Après une très belle sixième place la saison passée, la Real Sociedad continue sur sa lancée. Leader au coude-à-coude avec l’Atlético de Madrid (mais avec trois matchs de plus), les Basques sont tout sauf une surprise. Au milieu, un homme étale, chaque week-end, toute l’étendue de son talent. Rugueux mais indispensable, Mikel Merino est un incontournable de la Real. Portrait.
Les filets tremblent deux fois ce mercredi 8 juin 2016. Mikel Merino, alors pièce maîtresse du CA Osasuna, son club formateur, inscrit le premier et le seul doublé de sa jeune carrière. Son équipe, alors en seconde division, décroche de justesse une sixième place qualificative pour les playoffs et les Gorritxoak espèrent terminer la saison en beauté. Mikel marquera même au match retour et peut commencer à rêver d’une ascension. Sept jours plus tard, l’objectif est rempli après les victoires 2-1 puis 1-0 face à Girona. Mais Mikel ne jouera jamais en Liga sous les couleurs d’Osasuna. Il est transféré pour 3,75 millions d’euros au Borussia Dortmund.

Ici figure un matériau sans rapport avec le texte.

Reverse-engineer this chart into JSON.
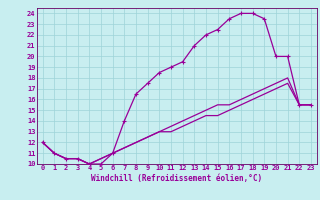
{
  "xlabel": "Windchill (Refroidissement éolien,°C)",
  "bg_color": "#c8eef0",
  "grid_color": "#9ed4d8",
  "line_color": "#990099",
  "spine_color": "#660066",
  "xlim": [
    -0.5,
    23.5
  ],
  "ylim": [
    10,
    24.5
  ],
  "xticks": [
    0,
    1,
    2,
    3,
    4,
    5,
    6,
    7,
    8,
    9,
    10,
    11,
    12,
    13,
    14,
    15,
    16,
    17,
    18,
    19,
    20,
    21,
    22,
    23
  ],
  "yticks": [
    10,
    11,
    12,
    13,
    14,
    15,
    16,
    17,
    18,
    19,
    20,
    21,
    22,
    23,
    24
  ],
  "curve1_x": [
    0,
    1,
    2,
    3,
    4,
    5,
    6,
    7,
    8,
    9,
    10,
    11,
    12,
    13,
    14,
    15,
    16,
    17,
    18,
    19,
    20,
    21,
    22,
    23
  ],
  "curve1_y": [
    12,
    11,
    10.5,
    10.5,
    10,
    10,
    11,
    14,
    16.5,
    17.5,
    18.5,
    19,
    19.5,
    21,
    22,
    22.5,
    23.5,
    24,
    24,
    23.5,
    20,
    20,
    15.5,
    15.5
  ],
  "curve2_x": [
    0,
    1,
    2,
    3,
    4,
    5,
    6,
    7,
    8,
    9,
    10,
    11,
    12,
    13,
    14,
    15,
    16,
    17,
    18,
    19,
    20,
    21,
    22,
    23
  ],
  "curve2_y": [
    12,
    11,
    10.5,
    10.5,
    10,
    10.5,
    11,
    11.5,
    12,
    12.5,
    13,
    13.5,
    14,
    14.5,
    15,
    15.5,
    15.5,
    16,
    16.5,
    17,
    17.5,
    18,
    15.5,
    15.5
  ],
  "curve3_x": [
    0,
    1,
    2,
    3,
    4,
    5,
    6,
    7,
    8,
    9,
    10,
    11,
    12,
    13,
    14,
    15,
    16,
    17,
    18,
    19,
    20,
    21,
    22,
    23
  ],
  "curve3_y": [
    12,
    11,
    10.5,
    10.5,
    10,
    10.5,
    11,
    11.5,
    12,
    12.5,
    13,
    13,
    13.5,
    14,
    14.5,
    14.5,
    15,
    15.5,
    16,
    16.5,
    17,
    17.5,
    15.5,
    15.5
  ],
  "tick_fontsize": 5,
  "xlabel_fontsize": 5.5
}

Loin des yeux, loin du cœur
La Navarre occupe une place toute particulière dans la vie de Mikel Merino. Né à Pampelune, il a été bercé très tôt par le football. Son père, Angel Merino, a porté les couleurs d’Osasuna pendant six ans. Il jouera également au Celta Vigo et à Leganés, entre autres, mais laissera une trace toute particulière à Pampelune. Une empreinte suffisamment importante pour que Mikel souhaite suivre celle de son paternel. C’est donc à Osasuna qu’il découvre le football. Et très tôt, il se fait remarquer par la fédération espagnole. Mais à 17 ans, son club connaît d’importants problèmes financiers, et accepte de le céder pour une somme comprise entre un et deux millions d’euros à un club français. Le transfert finit par ne pas se faire. Mikel reste en Espagne.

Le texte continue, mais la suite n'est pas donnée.